How They're Made
About Our Tortillas
The vast majority of corn tortillas you will find in markets in the United States are made using rehydrated corn flour, such as maseca. This is definitely the easiest way to make them. However a handful of places in the United States make corn tortillas the traditional way, using an ancient process called nixtamalization. Scientists believe people living in central Mexico developed corn at least 7000 years ago from a grass. Nixtamalization was first developed in Mesoamerica, which is the central region of America, from central Mexico to Costa Rica to the mountains of Peru, but it was also practiced by Native Americans in North America, from the plains of Texas to the valleys of Vermont in New England.
In corn nixtamalization the corn kernel is soaked and cooked in a lime solution which removes removes the skin of the kernel and produces a softer dough than unprocessed ground corn. Corn can be nixtamalized to produce a variety of products including masa, hominy, and tortilla chips.

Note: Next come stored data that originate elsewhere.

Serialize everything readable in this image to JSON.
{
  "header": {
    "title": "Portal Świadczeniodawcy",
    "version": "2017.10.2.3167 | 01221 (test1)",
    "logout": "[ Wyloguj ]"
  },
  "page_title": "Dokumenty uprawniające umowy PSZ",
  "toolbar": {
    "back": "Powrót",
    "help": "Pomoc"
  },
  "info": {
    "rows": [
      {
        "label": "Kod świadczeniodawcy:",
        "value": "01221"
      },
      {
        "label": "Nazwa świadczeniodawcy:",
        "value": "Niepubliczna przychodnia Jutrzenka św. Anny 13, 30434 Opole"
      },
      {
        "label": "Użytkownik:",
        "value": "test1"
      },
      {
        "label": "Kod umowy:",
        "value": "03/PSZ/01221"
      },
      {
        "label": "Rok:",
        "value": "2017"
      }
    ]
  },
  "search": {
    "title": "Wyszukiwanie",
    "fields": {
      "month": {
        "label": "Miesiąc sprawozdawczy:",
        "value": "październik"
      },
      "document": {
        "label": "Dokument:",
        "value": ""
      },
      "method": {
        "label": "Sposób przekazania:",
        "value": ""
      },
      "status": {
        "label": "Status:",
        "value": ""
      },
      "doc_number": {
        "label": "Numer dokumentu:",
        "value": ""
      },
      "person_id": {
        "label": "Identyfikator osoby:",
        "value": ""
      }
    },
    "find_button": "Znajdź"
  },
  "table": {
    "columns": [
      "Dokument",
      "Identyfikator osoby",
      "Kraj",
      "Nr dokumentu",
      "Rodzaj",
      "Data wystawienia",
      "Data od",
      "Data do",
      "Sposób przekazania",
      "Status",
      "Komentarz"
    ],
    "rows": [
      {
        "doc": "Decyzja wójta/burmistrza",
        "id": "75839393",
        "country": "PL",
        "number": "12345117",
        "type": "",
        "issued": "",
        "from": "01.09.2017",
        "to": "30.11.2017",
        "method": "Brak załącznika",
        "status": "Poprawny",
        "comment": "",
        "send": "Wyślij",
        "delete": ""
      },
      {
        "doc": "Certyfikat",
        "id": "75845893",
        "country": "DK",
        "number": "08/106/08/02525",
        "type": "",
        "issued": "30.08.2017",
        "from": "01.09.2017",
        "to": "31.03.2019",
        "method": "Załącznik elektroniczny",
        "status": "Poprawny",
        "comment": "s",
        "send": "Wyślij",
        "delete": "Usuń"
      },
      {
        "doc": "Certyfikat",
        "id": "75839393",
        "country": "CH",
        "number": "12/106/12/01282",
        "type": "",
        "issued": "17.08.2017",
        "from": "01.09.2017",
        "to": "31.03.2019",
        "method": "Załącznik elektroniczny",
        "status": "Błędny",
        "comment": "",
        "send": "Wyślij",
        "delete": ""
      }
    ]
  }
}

Nixtamalization corn is more nutritious, has less mycotoxins, and has better flavor. The nixtamalization process also converts bound niacin (vitamin B3) in the corn to free niacin that the body can absorb.
The process is as follows:
- Add an alkaline solution- such as food grade lime- to the corn kernels.
- Cook the corn in the solution
- Let the corn steep in the solution
- Wash the corn
Once these steps are followed you have nixtamal, or masa. The nixtamal can then be ground to make masa. Masa can be used to make corn tortillas, tortillas chips, or tamales, or it can be dried. It can be left whole and boiled again to produce boiled corn used in posole.